In the sixth indiction of the last cycle, Cyrus, Patriarch of Alexendria, published the Nine Chapters [stating that Christ had but a single energy,] which were approved by the see of Constantinople. Soon the novelties proposed in that document were followed by others, overturning the definitions of holy councils. These innovations were devised by primates of the Church of Constantinople: Sergius, Pyrrhus, and Paul, as all the other Churches know very well. This is the reason I, your servant, am not in communion with the throne of Constantinople. Let the offenses introduced by those men be rejected and the abettors deposed; then the way to salvation will be cleared, and you will walk the smooth path of the Gospel unhindered by heresy. When I see the Church of Constantinople walking as she was formerly, I shall enter into communion with her uncompelled, but as long as the scandal of heresy persists in her and her bishops are miscreants, no argument or persecution will win me over to your side.

On another occasion the Eparch of Constantinople asked St. Maximus, "Will you enter into communion with our Church, or not?"
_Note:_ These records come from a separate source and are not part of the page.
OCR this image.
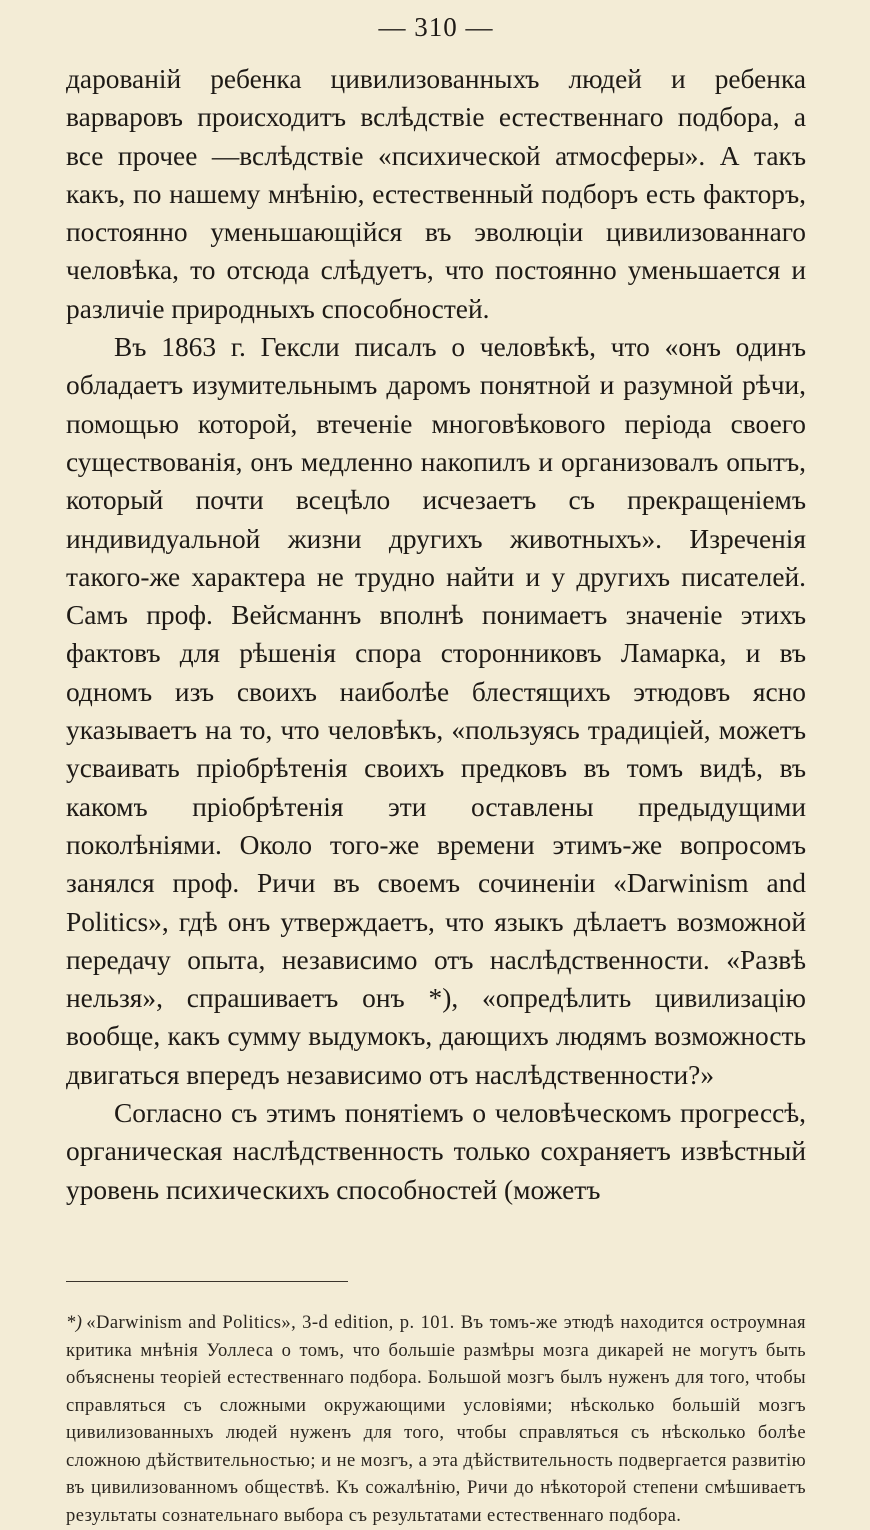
— 310 —

дарованій ребенка цивилизованныхъ людей и ребенка варваровъ происходитъ вслѣдствіе естественнаго подбора, а все прочее —вслѣдствіе «психической атмосферы». А такъ какъ, по нашему мнѣнію, естественный подборъ есть факторъ, постоянно уменьшающійся въ эволюціи цивилизованнаго человѣка, то отсюда слѣдуетъ, что постоянно уменьшается и различіе природныхъ способностей.

Въ 1863 г. Гексли писалъ о человѣкѣ, что «онъ одинъ обладаетъ изумительнымъ даромъ понятной и разумной рѣчи, помощью которой, втеченіе многовѣкового періода своего существованія, онъ медленно накопилъ и организовалъ опытъ, который почти всецѣло исчезаетъ съ прекращеніемъ индивидуальной жизни другихъ животныхъ». Изреченія такого-же характера не трудно найти и у другихъ писателей. Самъ проф. Вейсманнъ вполнѣ понимаетъ значеніе этихъ фактовъ для рѣшенія спора сторонниковъ Ламарка, и въ одномъ изъ своихъ наиболѣе блестящихъ этюдовъ ясно указываетъ на то, что человѣкъ, «пользуясь традиціей, можетъ усваивать пріобрѣтенія своихъ предковъ въ томъ видѣ, въ какомъ пріобрѣтенія эти оставлены предыдущими поколѣніями. Около того-же времени этимъ-же вопросомъ занялся проф. Ричи въ своемъ сочиненіи «Darwinism and Politics», гдѣ онъ утверждаетъ, что языкъ дѣлаетъ возможной передачу опыта, независимо отъ наслѣдственности. «Развѣ нельзя», спрашиваетъ онъ *), «опредѣлить цивилизацію вообще, какъ сумму выдумокъ, дающихъ людямъ возможность двигаться впередъ независимо отъ наслѣдственности?»

Согласно съ этимъ понятіемъ о человѣческомъ прогрессѣ, органическая наслѣдственность только сохраняетъ извѣстный уровень психическихъ способностей (можетъ

*) «Darwinism and Politics», 3-d edition, p. 101. Въ томъ-же этюдѣ находится остроумная критика мнѣнія Уоллеса о томъ, что большіе размѣры мозга дикарей не могутъ быть объяснены теоріей естественнаго подбора. Большой мозгъ былъ нуженъ для того, чтобы справляться съ сложными окружающими условіями; нѣсколько большій мозгъ цивилизованныхъ людей нуженъ для того, чтобы справляться съ нѣсколько болѣе сложною дѣйствительностью; и не мозгъ, а эта дѣйствительность подвергается развитію въ цивилизованномъ обществѣ. Къ сожалѣнію, Ричи до нѣкоторой степени смѣшиваетъ результаты сознательнаго выбора съ результатами естественнаго подбора.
"I will not," said the saint.

"Why?" asked the Eparch.

"Because it has rejected the rulings of Orthodox councils," said Maximus.

The Eparch continued, "If that be so, how is it that the fathers of those councils remain in the diptychs of our Church?"

"How do you profit by commemorating them, when you renounce their doctrines?" countered the saint.

Examples such as these could be multiplied almost indefinitely. Suffice to say that the most basic criterion of Orthodox ecclesiology is to refrain from communion with heretical bishops. This applies even before such bishops are condemned by an ecumenical council, as we see from the case of St. Maximus, who broke communion decades before the condemnation of Monoenergism and Monothelitism by the 6th Ecumenical Council.

The sound application of these principles to the present-day situation should be obvious. Anyone who considers himself to be an Orthodox Christian should sever communion with any bishop who preaches, participates in, or furthers Ecumenism directly or indirectly; and he should join himself to those Orthodox Christians who already have ceased ecclesiastical contact with such bishops. Those Christians are precisely the Old Calendarists, or True Orthodox Christians, who rejected the heresy of Ecumenism the moment it appeared, and in no way allowed themselves to be defiled by communion with bishops who alter the faith of the Apostles. When the conservative New Calendarists take this same step, they will be following the path of the Holy Fathers; they will have separated themselves from the heretics, and joined themselves to the assembly of the Orthodox.